On Friday 10 August 2007 08:45:43 pondlife wrote:

> > 4-6. Everyone is encouraged to fix bugs in the rel-3.0 branch.
>
> Maybe this should be in the trunk - i.e. bug fix week or freeze.  That
> saves us having to fix said bugs in both trunk and 3.0.

IMO this is exactly what using branches is meant to avoid. Declaring a 
feature 
freeze on the trunk is one of the reasons the last attempt at a 3.0 release 
failed. Most devs simply weren't interested in doing *only* bugfixing work. 
Using a branch to avoid feature freeze gives a choice between adding new 
features in the trunk (which shouldn't be encouraged) and fixing bugs in both 
the release branch and the trunk.

Of course you could say that fixing in both branches is a duplication of 
effort, but at this point it should be quite trivial to do, as the branches 
shouldn't be too far apart.

> > 7. ...After this (or possibly during 4-6), new features should get into
> > trunk...
>
> If you do 4-6 as per your plan, then new features must be allowed into
> trunk immediately (i.e. no freeze).
> If you do 4-6 as I suggest above, then we only allow new features at 7.

As I said above, adding new features to trunk between branching and release 
shouldn't be forbidden, but simply not encouraged.
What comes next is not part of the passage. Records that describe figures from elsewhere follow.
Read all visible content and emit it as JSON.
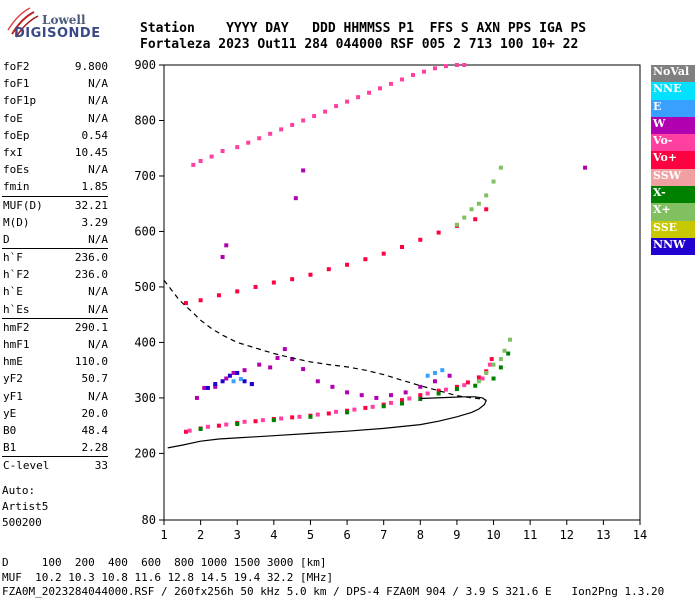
{
  "logo": {
    "line1": "Lowell",
    "line2": "DIGISONDE"
  },
  "header": {
    "line1": "Station    YYYY DAY   DDD HHMMSS P1  FFS S AXN PPS IGA PS",
    "line2": "Fortaleza 2023 Out11 284 044000 RSF 005 2 713 100 10+ 22"
  },
  "params": [
    [
      {
        "name": "foF2",
        "value": "9.800"
      },
      {
        "name": "foF1",
        "value": "N/A"
      },
      {
        "name": "foF1p",
        "value": "N/A"
      },
      {
        "name": "foE",
        "value": "N/A"
      },
      {
        "name": "foEp",
        "value": "0.54"
      },
      {
        "name": "fxI",
        "value": "10.45"
      },
      {
        "name": "foEs",
        "value": "N/A"
      },
      {
        "name": "fmin",
        "value": "1.85"
      }
    ],
    [
      {
        "name": "MUF(D)",
        "value": "32.21"
      },
      {
        "name": "M(D)",
        "value": "3.29"
      },
      {
        "name": "D",
        "value": "N/A"
      }
    ],
    [
      {
        "name": "h`F",
        "value": "236.0"
      },
      {
        "name": "h`F2",
        "value": "236.0"
      },
      {
        "name": "h`E",
        "value": "N/A"
      },
      {
        "name": "h`Es",
        "value": "N/A"
      }
    ],
    [
      {
        "name": "hmF2",
        "value": "290.1"
      },
      {
        "name": "hmF1",
        "value": "N/A"
      },
      {
        "name": "hmE",
        "value": "110.0"
      },
      {
        "name": "yF2",
        "value": "50.7"
      },
      {
        "name": "yF1",
        "value": "N/A"
      },
      {
        "name": "yE",
        "value": "20.0"
      },
      {
        "name": "B0",
        "value": "48.4"
      },
      {
        "name": "B1",
        "value": "2.28"
      }
    ],
    [
      {
        "name": "C-level",
        "value": "33"
      }
    ]
  ],
  "auto": {
    "l1": "Auto:",
    "l2": "Artist5",
    "l3": "500200"
  },
  "legend": [
    {
      "label": "NoVal",
      "color": "#808080"
    },
    {
      "label": "NNE",
      "color": "#00e0ff"
    },
    {
      "label": "E",
      "color": "#3aa0ff"
    },
    {
      "label": "W",
      "color": "#b000b0"
    },
    {
      "label": "Vo-",
      "color": "#ff40a0"
    },
    {
      "label": "Vo+",
      "color": "#ff0040"
    },
    {
      "label": "SSW",
      "color": "#f0a0a0"
    },
    {
      "label": "X-",
      "color": "#008000"
    },
    {
      "label": "X+",
      "color": "#80c060"
    },
    {
      "label": "SSE",
      "color": "#c8c800"
    },
    {
      "label": "NNW",
      "color": "#2000d0"
    }
  ],
  "footer": {
    "l1": "D     100  200  400  600  800 1000 1500 3000 [km]",
    "l2": "MUF  10.2 10.3 10.8 11.6 12.8 14.5 19.4 32.2 [MHz]",
    "l3": "FZA0M_2023284044000.RSF / 260fx256h 50 kHz 5.0 km / DPS-4 FZA0M 904 / 3.9 S 321.6 E   Ion2Png 1.3.20"
  },
  "chart_data": {
    "type": "scatter",
    "title": "",
    "xlabel": "",
    "ylabel": "",
    "xlim": [
      1,
      14
    ],
    "ylim": [
      80,
      900
    ],
    "x_ticks": [
      1,
      2,
      3,
      4,
      5,
      6,
      7,
      8,
      9,
      10,
      11,
      12,
      13,
      14
    ],
    "y_ticks": [
      80,
      200,
      300,
      400,
      500,
      600,
      700,
      800,
      900
    ],
    "grid": false,
    "legend_position": "right",
    "series": [
      {
        "color": "#ff0040",
        "x": [
          1.6,
          2.0,
          2.5,
          3.0,
          3.5,
          4.0,
          4.5,
          5.0,
          5.5,
          6.0,
          6.5,
          7.0,
          7.5,
          8.0,
          8.5,
          9.0,
          9.3,
          9.6,
          9.8,
          9.95
        ],
        "y": [
          239,
          245,
          250,
          255,
          258,
          262,
          265,
          268,
          272,
          277,
          282,
          288,
          296,
          305,
          313,
          320,
          328,
          337,
          348,
          370
        ]
      },
      {
        "color": "#ff40a0",
        "x": [
          1.7,
          2.2,
          2.7,
          3.2,
          3.7,
          4.2,
          4.7,
          5.2,
          5.7,
          6.2,
          6.7,
          7.2,
          7.7,
          8.2,
          8.7,
          9.2,
          9.7,
          9.9
        ],
        "y": [
          241,
          248,
          252,
          257,
          260,
          263,
          266,
          270,
          275,
          279,
          284,
          291,
          299,
          308,
          315,
          323,
          335,
          360
        ]
      },
      {
        "color": "#b000b0",
        "x": [
          1.9,
          2.1,
          2.4,
          2.7,
          2.9,
          3.2,
          3.4,
          3.6,
          3.9,
          4.1,
          4.3,
          4.5,
          4.8,
          5.2,
          5.6,
          6.0,
          6.4,
          6.8,
          7.2,
          7.6,
          8.0,
          8.4,
          8.8
        ],
        "y": [
          300,
          318,
          320,
          335,
          345,
          350,
          325,
          360,
          355,
          372,
          388,
          370,
          352,
          330,
          320,
          310,
          305,
          300,
          305,
          310,
          320,
          330,
          340
        ]
      },
      {
        "color": "#2000d0",
        "x": [
          2.2,
          2.4,
          2.6,
          2.8,
          3.0,
          3.2,
          3.4
        ],
        "y": [
          318,
          325,
          330,
          340,
          345,
          330,
          325
        ]
      },
      {
        "color": "#3aa0ff",
        "x": [
          2.9,
          3.1,
          8.2,
          8.4,
          8.6
        ],
        "y": [
          330,
          334,
          340,
          345,
          350
        ]
      },
      {
        "color": "#008000",
        "x": [
          2.0,
          3.0,
          4.0,
          5.0,
          6.0,
          7.0,
          7.5,
          8.0,
          8.5,
          9.0,
          9.5,
          10.0,
          10.2,
          10.4
        ],
        "y": [
          244,
          253,
          260,
          266,
          274,
          285,
          290,
          298,
          308,
          316,
          322,
          335,
          355,
          380
        ]
      },
      {
        "color": "#80c060",
        "x": [
          9.6,
          9.8,
          10.0,
          10.2,
          10.3,
          10.45
        ],
        "y": [
          330,
          345,
          360,
          370,
          385,
          405
        ]
      },
      {
        "color": "#ff0040",
        "x": [
          1.6,
          2.0,
          2.5,
          3.0,
          3.5,
          4.0,
          4.5,
          5.0,
          5.5,
          6.0,
          6.5,
          7.0,
          7.5,
          8.0,
          8.5,
          9.0,
          9.5,
          9.8
        ],
        "y": [
          471,
          476,
          485,
          492,
          500,
          508,
          514,
          522,
          532,
          540,
          550,
          560,
          572,
          585,
          598,
          610,
          622,
          640
        ]
      },
      {
        "color": "#80c060",
        "x": [
          9.0,
          9.2,
          9.4,
          9.6,
          9.8,
          10.0,
          10.2
        ],
        "y": [
          612,
          625,
          640,
          650,
          665,
          690,
          715
        ]
      },
      {
        "color": "#ff40a0",
        "x": [
          1.8,
          2.0,
          2.3,
          2.6,
          3.0,
          3.3,
          3.6,
          3.9,
          4.2,
          4.5,
          4.8,
          5.1,
          5.4,
          5.7,
          6.0,
          6.3,
          6.6,
          6.9,
          7.2,
          7.5,
          7.8,
          8.1,
          8.4,
          8.7,
          9.0,
          9.2
        ],
        "y": [
          720,
          727,
          735,
          745,
          752,
          760,
          768,
          776,
          784,
          792,
          800,
          808,
          816,
          826,
          834,
          842,
          850,
          858,
          866,
          874,
          882,
          888,
          894,
          898,
          900,
          900
        ]
      },
      {
        "color": "#b000b0",
        "x": [
          2.6,
          2.7,
          4.6,
          4.8,
          12.5
        ],
        "y": [
          554,
          575,
          660,
          710,
          715
        ]
      }
    ],
    "computed_curves": [
      {
        "name": "profile",
        "x": [
          1.1,
          1.5,
          2.0,
          2.5,
          3.0,
          3.5,
          4.0,
          5.0,
          6.0,
          7.0,
          8.0,
          8.5,
          9.0,
          9.4,
          9.6,
          9.75,
          9.8,
          9.7,
          9.5,
          9.2,
          8.8,
          8.0
        ],
        "y": [
          210,
          215,
          222,
          226,
          228,
          230,
          232,
          236,
          240,
          245,
          252,
          258,
          266,
          274,
          280,
          288,
          295,
          300,
          302,
          302,
          301,
          299
        ]
      },
      {
        "name": "dashed",
        "dash": true,
        "x": [
          1.0,
          1.2,
          1.4,
          1.6,
          1.8,
          2.0,
          2.3,
          2.6,
          3.0,
          3.5,
          4.0,
          4.5,
          5.0,
          5.5,
          6.0,
          6.5,
          7.0,
          7.5,
          8.0,
          8.5,
          9.0,
          9.4,
          9.7,
          9.8
        ],
        "y": [
          512,
          495,
          478,
          465,
          453,
          440,
          425,
          413,
          400,
          390,
          380,
          372,
          365,
          360,
          356,
          350,
          342,
          332,
          322,
          313,
          304,
          300,
          298,
          296
        ]
      }
    ]
  }
}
What is most likely to 
happen anyway is that people will try to get their new features in before the 
branching because they'll want them to be in the release. Then it's expected 
that they should at least help debug their features.

If we were to freeze the trunk past a certain date instead of branching, 
someone who had a new feature to add but missed the freeze date would be 
frustrated both of having missed the release deadline and of having to 
maintain a patch he can't commit because of the freeze.